I am pleased to present our annual Information Systems Audit Report. The report summarises the results of the 2019 annual cycle of information systems audits for State government entities and tertiary institutes in the Western Australian public sector.
This report presents the results of our general computer control audits and capability assessments. The capability and maturity of entities’ general computer controls is such an important organisational imperative that it deserves the prominence of a dedicated report. Case studies are presented to share lessons from across the sector, including my Office. In future years, we may expand this report to provide more detailed information about common weaknesses found and approaches to addressing shortcomings.
The report contains a number of important findings and recommendations. All public sector entities should consider the recommendations and case studies in the report to see how they can be applied to their operations.

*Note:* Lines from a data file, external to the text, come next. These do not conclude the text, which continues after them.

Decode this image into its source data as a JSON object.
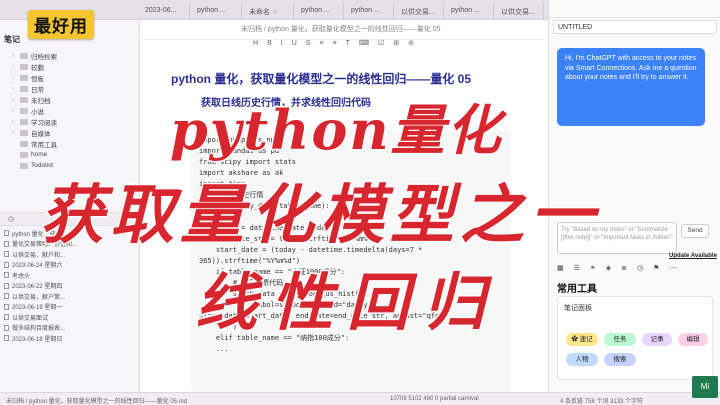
{
  "badge": "最好用",
  "tabs": [
    "2023-06...",
    "python ...",
    "未命名",
    "python ...",
    "python ...",
    "以供交易...",
    "python ...",
    "以供交易..."
  ],
  "breadcrumb": "未归档 / python 量化，获取量化模型之一的线性回归——量化 05",
  "toolbar_icons": [
    "H",
    "B",
    "I",
    "U",
    "S",
    "≡",
    "≡",
    "T",
    "⌨",
    "☑",
    "⊞",
    "⊘"
  ],
  "sidebar": {
    "header": "笔记",
    "tree": [
      {
        "label": "归档检索",
        "arrow": "›"
      },
      {
        "label": "较鹏",
        "arrow": "›"
      },
      {
        "label": "恒板",
        "arrow": "›"
      },
      {
        "label": "日常",
        "arrow": "›"
      },
      {
        "label": "未归档",
        "arrow": "›"
      },
      {
        "label": "小说",
        "arrow": "›"
      },
      {
        "label": "学习阅读",
        "arrow": "›"
      },
      {
        "label": "自媒体",
        "arrow": "›"
      },
      {
        "label": "常用工具",
        "arrow": ""
      },
      {
        "label": "home",
        "arrow": ""
      },
      {
        "label": "Todolist",
        "arrow": ""
      }
    ],
    "recent": [
      "python 量化，获取...",
      "量化交易策略、价值和...",
      "以供交易、献户和...",
      "2023-06-24 星期六",
      "考虑头",
      "2023-06-22 星期四",
      "以供交易，献户策...",
      "2023-06-19 星期一",
      "以供交易面试",
      "做多结构百度报表...",
      "2023-06-18 星期日"
    ]
  },
  "editor": {
    "title": "python 量化，获取量化模型之一的线性回归——量化 05",
    "subtitle": "获取日线历史行情，并求线性回归代码",
    "code": [
      "import numpy as np",
      "import pandas as pd",
      "from scipy import stats",
      "import akshare as ak",
      "import time",
      "# 获取日线历史行情",
      "def get_daily_data(table_name):",
      "",
      "    today = datetime.date.today()",
      "    end_date_str = today.strftime(\"%Y%m%d\")",
      "    start_date = (today - datetime.timedelta(days=7 *",
      "365)).strftime(\"%Y%m%d\")",
      "    if table_name == \"中证1000成分\":",
      "        # 遍历股票代码",
      "        stock_data = ak.stock_us_hist(",
      "            symbol=symbol, period=\"daily\",",
      "start_date=start_date, end_date=end_date_str, adjust=\"qfq\"",
      "        )",
      "    elif table_name == \"纳指100成分\":",
      "    ..."
    ]
  },
  "right_panel": {
    "title": "UNTITLED",
    "chat_message": "Hi, I'm ChatGPT with access to your notes via Smart Connections. Ask me a question about your notes and I'll try to answer it.",
    "input_placeholder": "Try \"Based on my notes\" or \"Summarize [[this note]]\" or \"Important tasks in /folder/\"",
    "send_label": "Send",
    "update_link": "Update Available",
    "tools_title": "常用工具",
    "note_panel_title": "笔记面板",
    "pills": [
      {
        "label": "✿ 速记",
        "color": "#fde68a"
      },
      {
        "label": "任务",
        "color": "#bbf7d0"
      },
      {
        "label": "记事",
        "color": "#e9d5ff"
      },
      {
        "label": "编辑",
        "color": "#fbcfe8"
      },
      {
        "label": "人物",
        "color": "#bfdbfe"
      },
      {
        "label": "搜索",
        "color": "#c7d2fe"
      }
    ]
  },
  "status_bar": {
    "left": "未归档 / python 量化，获取量化模型之一的线性回归——量化 05.md",
    "mid": "10709  5102  480  0  partial  carnival",
    "right": "4 条反链  758 个词  3133 个字符"
  },
  "overlay": {
    "line1": "python量化",
    "line2": "获取量化模型之一",
    "line3": "线性回归"
  },
  "corner_logo": "Mi"
}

It is pleasing to see the number of entities assessed as having mature general computer controls across all categories of our assessment increased from 13 to 15, with many capability areas improving. However, information security and business continuity showed little improvement, with many entities failing to meet the benchmark for minimum practice. This is of significant concern given the value of personal and corporate information entities hold. It is my view that entities need to be as vigilant in protecting their personal and corporate information, by implementing the same level of controls including monitoring and protection, as for other valuable assets, such as cash, bank account access and other physical assets. Maturity across all sectors and entities has a way to go in this regard.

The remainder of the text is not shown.